Sunday, February 28, 2010

A Sane Word About Toyota

Why doesn't anyone explain the Toyota mess from a perspective of sanity?

If you sell millions of cars, statistics dictate that you'll get "
million typing monkeys" type results. Every report you could possibly imagine will roll in. You will get one-off reports of sedans suddenly transforming into fairy chariots, of steering wheels growing inexplicably smaller on rainy days, of exhaust systems that play "Ode to Joy" and shut-down cars going on satanic rampages and trying to mow down the mailman.

You cannot, in other words, have "zero tolerance" for reported safety issues, because too many crazy, stupid, deluded, loud-mouthed, random people are flooding you with too much ridiculous data every minute of every day.

A level above that are errant reports from relatively sane people conscientiously describing seemingly real problems...but who are observing wrong. They're making mistakes and misattributing them to defects. Think about it: you're sane and conscientious, right? And I'll bet you, from time to time, get stuff wrong. One time out of a thousand, you get something totally egregiously wrong. Well, millions of car owners - even leaving aside the crazies - getting stuff egregiously wrong .001% of the time means a huge swarm of noise for those trying to detect bona fide safety issues.

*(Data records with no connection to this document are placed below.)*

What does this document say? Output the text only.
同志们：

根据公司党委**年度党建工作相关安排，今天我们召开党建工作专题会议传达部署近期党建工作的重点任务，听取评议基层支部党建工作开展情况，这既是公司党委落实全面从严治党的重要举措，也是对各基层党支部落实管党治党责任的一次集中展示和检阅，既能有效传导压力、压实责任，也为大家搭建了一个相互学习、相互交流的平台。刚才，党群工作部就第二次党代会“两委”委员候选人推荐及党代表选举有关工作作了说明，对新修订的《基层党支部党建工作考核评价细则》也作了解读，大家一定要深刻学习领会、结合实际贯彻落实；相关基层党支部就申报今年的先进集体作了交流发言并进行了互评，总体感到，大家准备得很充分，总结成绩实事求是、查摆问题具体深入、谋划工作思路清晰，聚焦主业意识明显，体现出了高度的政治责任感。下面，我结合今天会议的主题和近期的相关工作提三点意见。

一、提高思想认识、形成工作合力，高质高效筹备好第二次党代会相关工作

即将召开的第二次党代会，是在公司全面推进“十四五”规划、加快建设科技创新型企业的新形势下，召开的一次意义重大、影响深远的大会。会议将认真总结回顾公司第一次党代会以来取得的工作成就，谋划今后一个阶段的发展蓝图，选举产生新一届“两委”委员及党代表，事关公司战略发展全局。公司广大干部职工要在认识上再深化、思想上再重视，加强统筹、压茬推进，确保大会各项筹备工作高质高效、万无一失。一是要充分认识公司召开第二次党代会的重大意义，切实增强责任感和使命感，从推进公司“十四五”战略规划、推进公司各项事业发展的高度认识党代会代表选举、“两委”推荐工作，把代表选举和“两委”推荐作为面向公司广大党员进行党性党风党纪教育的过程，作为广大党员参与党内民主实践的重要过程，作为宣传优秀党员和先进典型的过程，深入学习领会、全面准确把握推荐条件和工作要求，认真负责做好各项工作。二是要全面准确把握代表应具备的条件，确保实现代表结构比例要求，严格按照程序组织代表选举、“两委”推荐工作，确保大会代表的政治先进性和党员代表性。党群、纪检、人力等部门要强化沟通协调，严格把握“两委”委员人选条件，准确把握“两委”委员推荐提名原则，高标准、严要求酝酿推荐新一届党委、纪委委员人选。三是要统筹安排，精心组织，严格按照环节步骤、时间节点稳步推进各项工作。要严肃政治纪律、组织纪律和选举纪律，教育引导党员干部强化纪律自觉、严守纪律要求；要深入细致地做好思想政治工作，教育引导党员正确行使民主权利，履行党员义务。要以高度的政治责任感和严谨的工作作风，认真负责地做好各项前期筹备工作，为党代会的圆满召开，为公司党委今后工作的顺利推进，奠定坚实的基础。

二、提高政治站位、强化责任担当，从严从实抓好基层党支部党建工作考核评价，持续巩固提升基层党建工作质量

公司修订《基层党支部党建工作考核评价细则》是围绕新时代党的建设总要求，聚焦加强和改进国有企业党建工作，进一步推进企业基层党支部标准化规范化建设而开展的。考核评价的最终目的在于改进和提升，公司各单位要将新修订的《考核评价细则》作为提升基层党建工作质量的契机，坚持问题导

Single reports can't possibly be chased down and investigated. Clear patterns must be detected. And that means a lot more than zero tolerance. Extremely sporadic problems - like those afflicting Toyota - look a lot like noise.

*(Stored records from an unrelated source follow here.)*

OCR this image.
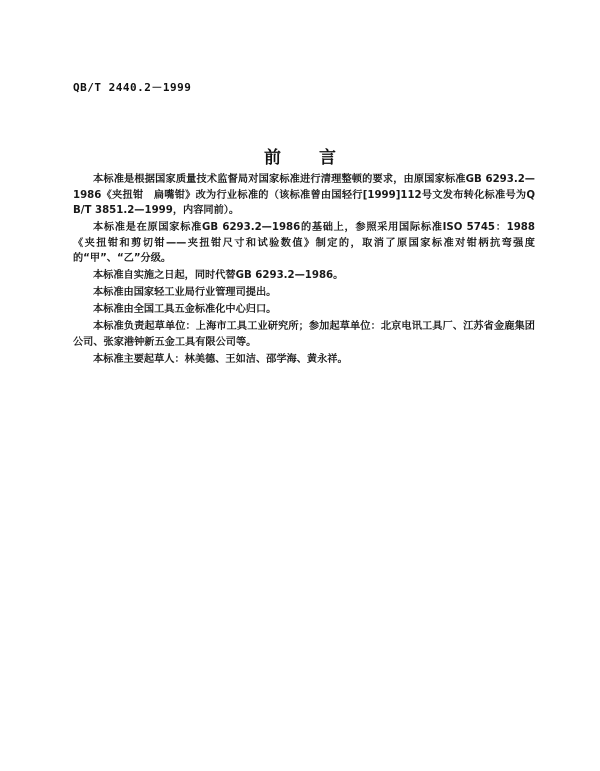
QB/T 2440.2－1999
前言

本标准是根据国家质量技术监督局对国家标准进行清理整顿的要求，由原国家标准GB 6293.2—1986《夹扭钳　扁嘴钳》改为行业标准的（该标准曾由国轻行[1999]112号文发布转化标准号为QB/T 3851.2—1999，内容同前）。

本标准是在原国家标准GB 6293.2—1986的基础上，参照采用国际标准ISO 5745：1988《夹扭钳和剪切钳——夹扭钳尺寸和试验数值》制定的，取消了原国家标准对钳柄抗弯强度的“甲”、“乙”分级。

本标准自实施之日起，同时代替GB 6293.2—1986。

本标准由国家轻工业局行业管理司提出。

本标准由全国工具五金标准化中心归口。

本标准负责起草单位：上海市工具工业研究所；参加起草单位：北京电讯工具厂、江苏省金鹿集团公司、张家港钟新五金工具有限公司等。

本标准主要起草人：林美德、王如洁、邵学海、黄永祥。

In hindsight, after a serious pattern has emerged amid the noise, it's easy to recriminate. We hope car makers take every single report extremely seriously. They can't. And while that sounds callous to us, and we get indignant reading transcripts of execs blithely shrugging off sporadic problems and trying to manage their way around recalls, that's the only way it can possibly work.

The odds demand that some apparently crazy claims must eventually prove true. And therefore cars may explode, and people may be injured, or even die, before a problem's taken seriously. Exploding cars and dead drivers are, we all agree, bad things, but cars explode and drivers die for reasons that are no fault of carmakers, too. Driving has never been a risk-free proposition, and cars are not designed or built with the meticulousness of airplanes (if they were, we'd never afford them). It's all compromise.

The truly amazing thing is that cars work as well as they do, and that so very few people die as a consequence of mechanical error. It'd be great if we could do something about the tens of thousands of annual deaths from driver error.